PSA is currently the best single test for early prostate cancer detection, but the combination of PSA and DRE is better—because DRE will detect some of the tumors in patients who have prostate cancer despite a normal PSA of less than 4.0 ng/mL.[4,30] Transrectal ultrasonography is not a useful test for early prostate cancer detection; it adds little to the combination of PSA and DRE.[4,30]

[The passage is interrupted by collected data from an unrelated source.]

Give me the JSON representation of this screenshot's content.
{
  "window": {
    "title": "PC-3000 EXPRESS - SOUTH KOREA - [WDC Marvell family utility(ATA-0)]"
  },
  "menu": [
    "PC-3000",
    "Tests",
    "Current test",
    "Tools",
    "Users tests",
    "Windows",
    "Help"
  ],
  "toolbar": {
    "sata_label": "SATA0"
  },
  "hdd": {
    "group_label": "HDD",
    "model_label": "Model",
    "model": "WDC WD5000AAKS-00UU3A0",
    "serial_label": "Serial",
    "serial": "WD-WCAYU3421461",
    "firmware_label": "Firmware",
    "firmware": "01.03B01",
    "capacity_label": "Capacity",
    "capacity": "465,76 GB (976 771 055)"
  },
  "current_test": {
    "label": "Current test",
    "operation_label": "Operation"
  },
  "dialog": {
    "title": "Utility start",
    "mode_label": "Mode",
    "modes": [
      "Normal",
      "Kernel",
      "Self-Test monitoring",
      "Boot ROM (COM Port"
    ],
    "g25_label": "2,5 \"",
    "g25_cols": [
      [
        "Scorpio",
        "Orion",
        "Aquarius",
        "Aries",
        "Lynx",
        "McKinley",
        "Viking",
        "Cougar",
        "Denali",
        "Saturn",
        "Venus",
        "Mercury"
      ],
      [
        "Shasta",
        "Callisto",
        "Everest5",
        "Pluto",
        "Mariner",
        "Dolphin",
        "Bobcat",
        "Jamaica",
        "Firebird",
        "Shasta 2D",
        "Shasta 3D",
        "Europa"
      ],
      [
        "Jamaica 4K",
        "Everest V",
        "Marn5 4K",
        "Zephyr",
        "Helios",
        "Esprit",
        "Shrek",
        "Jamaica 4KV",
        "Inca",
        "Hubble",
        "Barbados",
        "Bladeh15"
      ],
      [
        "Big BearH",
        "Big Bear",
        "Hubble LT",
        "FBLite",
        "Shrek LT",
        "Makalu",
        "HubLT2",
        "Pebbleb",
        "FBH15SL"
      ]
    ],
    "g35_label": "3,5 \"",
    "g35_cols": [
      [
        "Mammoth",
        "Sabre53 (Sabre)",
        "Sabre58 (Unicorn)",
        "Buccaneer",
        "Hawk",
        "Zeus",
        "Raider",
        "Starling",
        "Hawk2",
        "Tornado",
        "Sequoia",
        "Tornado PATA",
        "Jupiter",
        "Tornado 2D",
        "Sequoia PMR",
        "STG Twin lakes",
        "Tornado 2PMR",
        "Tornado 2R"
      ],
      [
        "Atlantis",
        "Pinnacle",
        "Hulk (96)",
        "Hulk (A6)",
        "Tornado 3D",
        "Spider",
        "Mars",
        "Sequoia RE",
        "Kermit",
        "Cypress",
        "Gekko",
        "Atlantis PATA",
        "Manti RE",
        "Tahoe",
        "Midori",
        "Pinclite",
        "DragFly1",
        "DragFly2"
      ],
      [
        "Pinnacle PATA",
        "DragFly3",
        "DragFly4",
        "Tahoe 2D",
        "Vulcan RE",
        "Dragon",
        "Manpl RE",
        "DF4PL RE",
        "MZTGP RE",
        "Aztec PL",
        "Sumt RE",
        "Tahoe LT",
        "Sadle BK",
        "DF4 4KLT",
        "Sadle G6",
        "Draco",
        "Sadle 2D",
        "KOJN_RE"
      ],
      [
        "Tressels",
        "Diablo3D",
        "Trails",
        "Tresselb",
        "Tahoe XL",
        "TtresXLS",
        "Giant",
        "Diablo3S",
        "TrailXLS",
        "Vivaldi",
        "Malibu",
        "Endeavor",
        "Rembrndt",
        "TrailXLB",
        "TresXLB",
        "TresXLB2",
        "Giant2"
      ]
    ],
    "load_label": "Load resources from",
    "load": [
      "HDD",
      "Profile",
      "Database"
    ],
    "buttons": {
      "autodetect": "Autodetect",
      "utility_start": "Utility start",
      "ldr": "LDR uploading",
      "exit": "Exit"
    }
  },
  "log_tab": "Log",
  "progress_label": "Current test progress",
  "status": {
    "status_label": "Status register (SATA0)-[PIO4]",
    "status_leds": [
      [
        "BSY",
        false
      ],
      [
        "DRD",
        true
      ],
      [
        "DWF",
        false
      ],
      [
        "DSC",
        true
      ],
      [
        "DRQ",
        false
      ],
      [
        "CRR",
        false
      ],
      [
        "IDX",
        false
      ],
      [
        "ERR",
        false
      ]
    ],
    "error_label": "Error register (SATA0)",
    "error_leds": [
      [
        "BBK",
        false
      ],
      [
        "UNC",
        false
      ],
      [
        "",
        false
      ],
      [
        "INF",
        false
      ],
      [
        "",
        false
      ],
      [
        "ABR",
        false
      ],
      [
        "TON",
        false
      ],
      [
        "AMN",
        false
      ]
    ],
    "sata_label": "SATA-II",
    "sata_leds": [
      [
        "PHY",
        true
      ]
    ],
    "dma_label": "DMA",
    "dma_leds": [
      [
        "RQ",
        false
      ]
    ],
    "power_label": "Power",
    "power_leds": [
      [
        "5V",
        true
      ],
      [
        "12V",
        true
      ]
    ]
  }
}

Evidence from three uncontrolled studies that allow a direct comparison of the yields of PSA and DRE suggests that combining both tests improves the overall rate of prostate cancer detection when compared with either test alone.[31-33] In these studies, volunteers were tested uniformly with both PSA and DRE. From 18% to 26% of patients had either an abnormal PSA or an abnormal DRE. Cancer was detected in 3.5% to 4.0% of patients. Although PSA identified a larger number of cancers than did DRE, PSA and DRE each detected cancers not identified by the other. Also of note, approximately 20% of prostate cancers with aggressive features are found in men whose PSA level is less than 4 ng/mL.[31]

There is clearly strong evidence in favor of including both DRE and PSA in any program for early detection of prostate cancer. However, the value of serial determinations of PSA or DRE in patients with a normal initial examination is unknown.[4] There is evidence, as mentioned previously, that serial PSA determinations lead to a decrease in detection of pathologically advanced disease.[28]